KODAK LIMITED vs LYNDALIAN AIRFREIGHTERS & FORWARDERS LTD & 2 OTHERS [2000] KEHC 483 (KLR)

Full Case Text

REPUBLIC OF KENYA

IN THE HIGH COURT OF KENYA

AT NAIROBI

MILIMANI LAW COURTS

civ case 1221 of 99

KODAK LIMITED……………………. APPELLANTS

VERSUS

LYNDALIAN AIRFREIGHTERS& FORWARDERS LTD & 2 OTHERS…………….…… RESPONDENT

JUDGMENT.

KODAK LIMITED V LYNDALIAN AIRFREIGHTERS

& FORWARDERS LTD & 2 OTHERS

December 1, 2000

T Mbaluto, Judge delivered the flowing judgment.

The third defendant has brought this application under Order 6 rule 13 (1) (a) of the Civil Procedure Rules and article 26 (2) and (4) of Carriage by Air Act to strike out the plaint filed herein on September 2, 1999 by the plaintiff. The application is based on three grounds, which are stated in the body of the application as follows: -

1. THAT the suit herein filed is extinguished under the provisions of the Carriage by Air Act [Act Number 2 of 1993]; 2. THAT the plaintiff did not lodge the requisite notice of loss of cargo with the third defendant herein within fourteen [14] days from the date of loss as required under Article 26 of the Carriage by Air Act. 3. THAT the suit as filed does not lie against the defendant as the same is incompetent.

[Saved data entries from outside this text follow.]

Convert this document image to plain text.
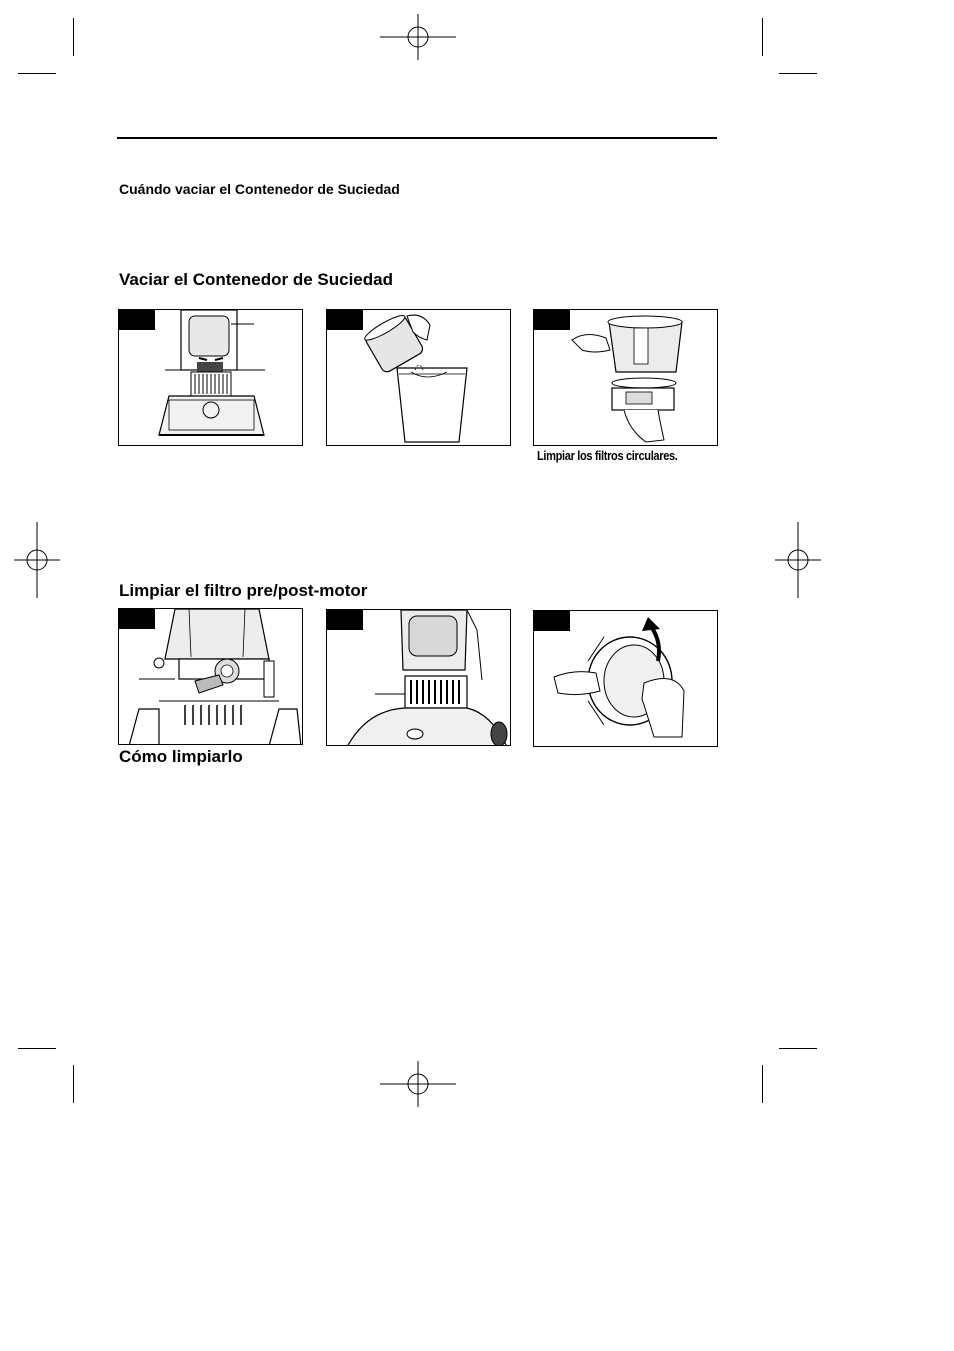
Cuándo vaciar el Contenedor de Suciedad
Vaciar el Contenedor de Suciedad
Limpiar el filtro pre/post-motor
Cómo limpiarlo
Limpiar los filtros circulares.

As provided under sub-rule (2) of the rule 13 no evidence is admissible in an application under sub-rule 1 of Order VI but the applicant is required to state concisely the ground on which the application is made. Since an application under that sub-rule can only be made on the ground that the pleading sought to be struck out discloses “no reasonable cause of action or defence”, it follows that the grounds to be stated pursuant to sub-rule (2) must be germane to that broad ground. It is trite law, I think, that the determination of whether or not a pleading discloses a reasonable cause of action must be based on the consideration of the pleading itself and on no other matter.

That is indeed why no evidence is permitted in such an application. Consequently where in an application, such as the one before me, an allegation is made that notices required by law to be given were not given and that the suit is thereby extinguished or that the suit is incompetent, which allegation is denied by the other side, it is obvious that the dispute cannot be resolved without recourse to evidence, which in turn means that the matter cannot be the subject of an application under Order VI rule 13 (I) (a). It follows from the foregoing that this application is misconceived and must be dismissed with costs. It is so ordered.